I wish YOU would take my child peanut allergy seriously.
I Wish You Would Take My Child's Peanut Allergy Seriously
When my daughter was a year old, she suffered a serious allergic reaction to peanut butter.
The reaction was a surprise because we had given her small tastes of peanut butter before that, and she was fine.
But that Saturday morning during breakfast, she licked a tiny bit of peanut butter off of my finger, and right before my eyes, her face started swelling, and she broke out in hives all over her body. Luckily, my husband was home to help, and we rushed her to the clinic. She did not go into anaphylactic shock, but by the time we arrived, she was wheezing.
The doctor gave her medication to stop the reaction, and she didn't need to go to the hospital. A blood test two days later confirmed that it was a peanut allergy, and she was given a prescription for an EpiPen.
Keep her away from peanuts, our pediatrician said, and carry that EpiPen at all times. Forever. People rarely outgrow a peanut allergy, and it is one of the most immediate and life-threatening food allergies.
It may sound like simple enough prescriptive advice, but as my husband and I have discovered, avoiding peanuts is not so easy.
We adopted the phrase "Peanuts Are Poison" in our household because that's exactly how our child's immune system recognizes and attacks any food that contains peanuts.
Now two-and-a-half years old, our daughter has not had an allergic reaction since that day, but only because my husband and I are vigilant every single day about what foods she comes into contact with, which is no easy feat when a kid is out there in the real world, confronted with seemingly harmless food.
Because she doesn't go to daycare or attend any activities without us, it hasn't been so bad, and most parents are accommodating. For example, I take her to weekly open gym, and we parents chat often about allergies; during snack time, everyone is careful to keep potentially harmful food away from other children. I bring a bag of gluten-free, peanut allergy safe rice cakes everywhere with me for just such times.
However, recently, while attending story time at our library, I encountered a parent who was indifferent to my daughter's allergy. We were all at a craft table together when one of the moms pulled out some peanut butter crackers for her son. When I asked if they were peanut butter (even though I could smell it immediately), she nodded but kept opening the package.
I politely explained that we have to avoid peanut butter because my daughter has a severe allergy, and because the kids were sharing the crayons, glue, and other craft decorations, it could be problematic.
She didn't say anything to me in response, and she gave him the crackers anyway.
Although I was fuming on the inside, I did not confront the mom because as the parent of a daughter who has a life-threatening allergy, my first instinct was to remove my child from the danger as quickly as possible. I packed up our stuff and went to another part of the library.
I didn't see the mom again that morning, and I don't regret not pushing her on the issue: Securing my daughter's safety was my priority. I see this mom on a regular basis and if the situation comes up again, I definitely will be firm - yet kind - when I explain again just how dangerous it is to allow her son to eat peanut butter crackers around a child with severe allergies, no matter how half-heartedly she may try to keep him from touching things.
And I really didn't mind moving to another table. I'm happy to do whatever it takes to keep my child healthy and alive. This mom also could have offered to move or given her son a different snack. But it's unacceptable that she did not acknowledge the allergy.
When our daughter starts school, we will have to be even more vigilant. Because food allergies are on the rise, schools administrators and teachers are more aware of the dangers presented by certain foods and take measures to prevent direct or cross-contaminated contact. Many schools have "peanut free" zones and prohibit children from bringing homemade food.

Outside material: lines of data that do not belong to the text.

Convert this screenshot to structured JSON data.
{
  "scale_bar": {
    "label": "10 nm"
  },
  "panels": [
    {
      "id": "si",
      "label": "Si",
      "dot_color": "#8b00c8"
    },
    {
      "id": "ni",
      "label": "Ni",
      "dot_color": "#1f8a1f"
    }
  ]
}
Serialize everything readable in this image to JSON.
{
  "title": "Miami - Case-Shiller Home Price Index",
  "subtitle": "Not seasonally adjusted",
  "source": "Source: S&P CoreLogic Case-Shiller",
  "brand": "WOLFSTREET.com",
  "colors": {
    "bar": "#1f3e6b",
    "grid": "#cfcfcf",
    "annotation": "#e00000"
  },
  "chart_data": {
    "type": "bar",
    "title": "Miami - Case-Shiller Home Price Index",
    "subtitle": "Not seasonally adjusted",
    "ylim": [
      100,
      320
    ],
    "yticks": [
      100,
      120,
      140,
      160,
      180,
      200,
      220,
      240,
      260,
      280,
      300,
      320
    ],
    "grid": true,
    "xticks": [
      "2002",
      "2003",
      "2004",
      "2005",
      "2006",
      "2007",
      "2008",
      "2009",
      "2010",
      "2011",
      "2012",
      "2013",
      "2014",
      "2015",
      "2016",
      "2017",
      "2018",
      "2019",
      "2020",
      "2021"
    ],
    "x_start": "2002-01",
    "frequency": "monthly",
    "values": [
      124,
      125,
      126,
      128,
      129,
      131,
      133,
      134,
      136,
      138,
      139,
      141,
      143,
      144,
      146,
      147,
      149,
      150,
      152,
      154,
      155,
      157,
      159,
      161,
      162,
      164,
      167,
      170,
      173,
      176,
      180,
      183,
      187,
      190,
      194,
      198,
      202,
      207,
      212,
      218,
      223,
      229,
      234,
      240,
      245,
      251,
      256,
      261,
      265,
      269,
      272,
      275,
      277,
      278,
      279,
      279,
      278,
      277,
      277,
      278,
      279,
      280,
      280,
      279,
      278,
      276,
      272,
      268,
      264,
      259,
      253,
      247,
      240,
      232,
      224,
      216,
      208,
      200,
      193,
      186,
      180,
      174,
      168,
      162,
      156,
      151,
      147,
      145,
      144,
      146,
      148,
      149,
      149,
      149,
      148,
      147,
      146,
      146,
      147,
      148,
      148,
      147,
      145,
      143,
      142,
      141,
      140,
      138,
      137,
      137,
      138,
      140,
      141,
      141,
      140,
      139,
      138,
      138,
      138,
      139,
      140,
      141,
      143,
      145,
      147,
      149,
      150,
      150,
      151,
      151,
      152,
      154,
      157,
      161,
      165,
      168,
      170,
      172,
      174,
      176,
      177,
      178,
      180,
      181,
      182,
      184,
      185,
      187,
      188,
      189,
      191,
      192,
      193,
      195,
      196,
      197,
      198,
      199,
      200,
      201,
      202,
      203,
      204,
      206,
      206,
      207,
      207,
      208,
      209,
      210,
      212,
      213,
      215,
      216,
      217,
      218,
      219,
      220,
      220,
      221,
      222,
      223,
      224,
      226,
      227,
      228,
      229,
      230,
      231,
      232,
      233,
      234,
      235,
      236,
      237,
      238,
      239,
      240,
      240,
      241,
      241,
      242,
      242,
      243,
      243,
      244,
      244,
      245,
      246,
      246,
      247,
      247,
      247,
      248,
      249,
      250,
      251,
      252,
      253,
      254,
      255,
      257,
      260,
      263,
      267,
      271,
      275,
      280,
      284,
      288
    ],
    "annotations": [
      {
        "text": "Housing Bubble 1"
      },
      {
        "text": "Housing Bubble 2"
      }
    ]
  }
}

I've heard parents complain about their kids not being able to bring peanut butter sandwiches to school. This is a small sacrifice to make to avoid endangering a child with an allergy to peanuts.
It's crucial that we have these "peanut free" zones in all schools and child care centers. Kids like to share food, and they aren't always great at washing their hands, so there is plenty of opportunity for a child with a peanut allergy to come into contact with any sort of peanut product. The reaction occurs swiftly after exposure and can be fatal in less than 15 minutes.
And after last week's encounter at the library, I believe peanuts should be banned from any public place where groups of children gather for an organized activity.
As the parent of a child with an allergy to peanuts, I worry every single day that my daughter could die from ingesting a peanut product. She is not expected to outgrow this allergy, so we will live our lives on high alert.
A little bit of awareness from other people will help alleviate some of that fear.
How do you deal with people who don't take your child's peanut allergy seriously?
Do you take other children's allergies serious?